00:53:16.580So again, I think that it's possible to probably maintain another faith and still be Christian or rather still be American on some level.
00:53:28.400However, there's a percentage problem here, right?
00:53:31.040You could have small doses of that in the United States and still have America in general, be an identity.
00:53:36.700But if the majority of America became Hindu tomorrow or Jewish tomorrow or a Muslim tomorrow, it would radically change.
00:53:44.640And we would know this when it comes to Islam.
00:53:47.280No one has a problem recognizing that if we move, you know, the entirety of Iran to the United States tomorrow, and we started allowing all these people who have that religious belief into high positions of power, we would fundamentally change our legal structure.
00:54:04.200We would see probably more Sharia law and all this stuff, right?
00:54:07.860No one has a problem admitting that when it comes to Islam.
00:54:10.440However, there seems to be some problem admitting it when it comes to other religions.
00:54:13.920Now, I'm the first to recognize that Islam is probably more hostile to American values than maybe some other religions, but those religions are still distinct and different religions.
00:54:23.820They still have distinct and different values.
00:54:25.960Otherwise, people wouldn't have continued to be Jewish or Hindu.

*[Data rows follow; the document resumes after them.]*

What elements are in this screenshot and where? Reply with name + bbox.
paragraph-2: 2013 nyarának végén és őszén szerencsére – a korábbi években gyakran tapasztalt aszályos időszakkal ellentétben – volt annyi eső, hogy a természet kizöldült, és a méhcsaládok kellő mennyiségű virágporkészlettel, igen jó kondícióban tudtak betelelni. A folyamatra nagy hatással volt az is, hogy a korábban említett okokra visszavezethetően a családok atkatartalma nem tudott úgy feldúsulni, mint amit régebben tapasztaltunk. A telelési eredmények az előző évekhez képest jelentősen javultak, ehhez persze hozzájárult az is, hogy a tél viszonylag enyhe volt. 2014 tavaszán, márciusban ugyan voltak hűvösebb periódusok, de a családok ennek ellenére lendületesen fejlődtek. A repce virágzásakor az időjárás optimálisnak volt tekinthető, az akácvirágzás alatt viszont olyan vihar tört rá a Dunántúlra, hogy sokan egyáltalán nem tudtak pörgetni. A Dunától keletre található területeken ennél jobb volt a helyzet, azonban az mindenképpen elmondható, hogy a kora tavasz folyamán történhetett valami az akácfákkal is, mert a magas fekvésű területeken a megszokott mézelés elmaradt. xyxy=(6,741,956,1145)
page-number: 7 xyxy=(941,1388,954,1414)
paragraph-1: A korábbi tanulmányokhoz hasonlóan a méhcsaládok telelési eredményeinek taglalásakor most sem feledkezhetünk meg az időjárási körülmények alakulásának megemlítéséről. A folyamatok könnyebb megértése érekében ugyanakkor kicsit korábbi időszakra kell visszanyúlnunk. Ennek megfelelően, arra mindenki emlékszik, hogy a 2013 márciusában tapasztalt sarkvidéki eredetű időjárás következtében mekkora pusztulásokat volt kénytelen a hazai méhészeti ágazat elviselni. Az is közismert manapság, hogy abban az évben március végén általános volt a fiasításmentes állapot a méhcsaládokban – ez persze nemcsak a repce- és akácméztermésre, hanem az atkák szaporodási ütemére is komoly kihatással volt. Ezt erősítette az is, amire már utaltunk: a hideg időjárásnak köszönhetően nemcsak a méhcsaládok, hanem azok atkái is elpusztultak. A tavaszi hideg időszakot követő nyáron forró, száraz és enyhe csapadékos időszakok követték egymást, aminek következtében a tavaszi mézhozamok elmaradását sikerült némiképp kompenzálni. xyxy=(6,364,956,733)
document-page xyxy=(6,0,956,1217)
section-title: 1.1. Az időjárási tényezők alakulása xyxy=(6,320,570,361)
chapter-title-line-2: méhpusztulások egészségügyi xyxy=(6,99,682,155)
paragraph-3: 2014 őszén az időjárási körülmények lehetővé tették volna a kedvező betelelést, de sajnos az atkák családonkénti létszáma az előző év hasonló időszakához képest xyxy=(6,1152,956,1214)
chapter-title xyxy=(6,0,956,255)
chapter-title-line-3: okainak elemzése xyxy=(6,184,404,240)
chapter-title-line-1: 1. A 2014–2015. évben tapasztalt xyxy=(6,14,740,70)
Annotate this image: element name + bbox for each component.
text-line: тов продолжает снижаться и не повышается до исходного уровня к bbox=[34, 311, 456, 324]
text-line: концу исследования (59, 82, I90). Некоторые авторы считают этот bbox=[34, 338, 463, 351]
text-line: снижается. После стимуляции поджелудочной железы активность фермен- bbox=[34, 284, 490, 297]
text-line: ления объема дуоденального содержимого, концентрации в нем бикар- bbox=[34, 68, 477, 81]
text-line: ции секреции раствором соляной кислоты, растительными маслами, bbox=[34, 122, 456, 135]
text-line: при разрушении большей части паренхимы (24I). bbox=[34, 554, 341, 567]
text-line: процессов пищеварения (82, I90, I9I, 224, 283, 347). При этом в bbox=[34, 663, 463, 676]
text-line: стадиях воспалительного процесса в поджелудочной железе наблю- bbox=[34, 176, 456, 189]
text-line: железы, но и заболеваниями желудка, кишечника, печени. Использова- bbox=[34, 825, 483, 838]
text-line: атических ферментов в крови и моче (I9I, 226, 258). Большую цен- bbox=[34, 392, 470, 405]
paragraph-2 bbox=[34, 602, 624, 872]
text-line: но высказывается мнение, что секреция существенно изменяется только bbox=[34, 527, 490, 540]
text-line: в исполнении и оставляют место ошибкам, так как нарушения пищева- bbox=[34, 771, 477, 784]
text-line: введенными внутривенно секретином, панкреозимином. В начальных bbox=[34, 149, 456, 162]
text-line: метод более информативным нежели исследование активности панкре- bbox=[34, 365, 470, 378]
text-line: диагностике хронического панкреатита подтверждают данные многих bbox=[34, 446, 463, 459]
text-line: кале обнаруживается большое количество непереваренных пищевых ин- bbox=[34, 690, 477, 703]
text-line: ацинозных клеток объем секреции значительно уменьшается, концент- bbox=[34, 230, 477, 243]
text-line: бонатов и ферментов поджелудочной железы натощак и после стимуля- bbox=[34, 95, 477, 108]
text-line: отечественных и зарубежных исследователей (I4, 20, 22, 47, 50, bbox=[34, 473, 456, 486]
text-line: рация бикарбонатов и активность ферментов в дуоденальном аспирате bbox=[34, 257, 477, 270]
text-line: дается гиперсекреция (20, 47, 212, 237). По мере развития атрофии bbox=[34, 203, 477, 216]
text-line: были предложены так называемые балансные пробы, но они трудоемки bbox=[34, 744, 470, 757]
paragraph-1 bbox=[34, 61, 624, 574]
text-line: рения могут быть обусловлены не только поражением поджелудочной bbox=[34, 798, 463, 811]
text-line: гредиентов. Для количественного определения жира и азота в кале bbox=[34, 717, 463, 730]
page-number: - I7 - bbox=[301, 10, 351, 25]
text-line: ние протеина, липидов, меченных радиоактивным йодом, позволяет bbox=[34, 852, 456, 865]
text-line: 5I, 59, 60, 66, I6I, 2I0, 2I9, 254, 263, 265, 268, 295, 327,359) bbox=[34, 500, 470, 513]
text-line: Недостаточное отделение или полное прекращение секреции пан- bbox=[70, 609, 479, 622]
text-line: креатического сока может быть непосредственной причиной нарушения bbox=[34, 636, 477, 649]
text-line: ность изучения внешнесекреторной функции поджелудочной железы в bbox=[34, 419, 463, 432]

00:54:31.980So there must be something distinct about those religions that means they have a separate identity and value.
00:54:36.860Now, again, there's probably a certain percentage of the country, you know, that can probably be, you know, governed by the state, as we understand it, of a different religion and still maintain our kind of national identity as Anglo-Protestant.
00:54:53.640Just like there's probably a certain level of other people from other countries that can come in and you still maintain it, but it's relatively small and it has to be changed over time.
00:55:04.040You can't dump the entire contents of the Middle East into the United States or Israel and expect them to stay the same, which is why they won't let that happen to Israel.
00:55:14.600But for some reason, we're acting like we can do that in the United States.
00:55:17.080We can't, the same principles apply, you can't bring a large amount of people from a different religion, a different background, a different, you know, tradition and expect everything to stay the same.
00:55:27.540And so I don't, I don't think that every single person who crosses into the United States and wants to be part of the United States has to become Christian.
00:55:34.340I think you should a hundred percent, but I don't know if that has to be a final test of Americanism.
00:55:40.560However, we should recognize that if we're bringing in a high percentage of people who aren't Christian, eventually we have to change the underlying values of the nation.
00:55:48.520You can't tell me that America is built on Christian values and then have everybody be a different religion.
00:55:55.240If you have abstracted American identity to the point where you think you can take all the Christianity out of Christianity and still have it be American,
00:56:03.180then you're no, you know, you're, you're, you're completely destroying the very argument of identity that you're putting forward.
00:56:09.600It's no more artificial or rather it is as artificial as the, the progressive identity that says, oh, you can just change your gender at any moment, right?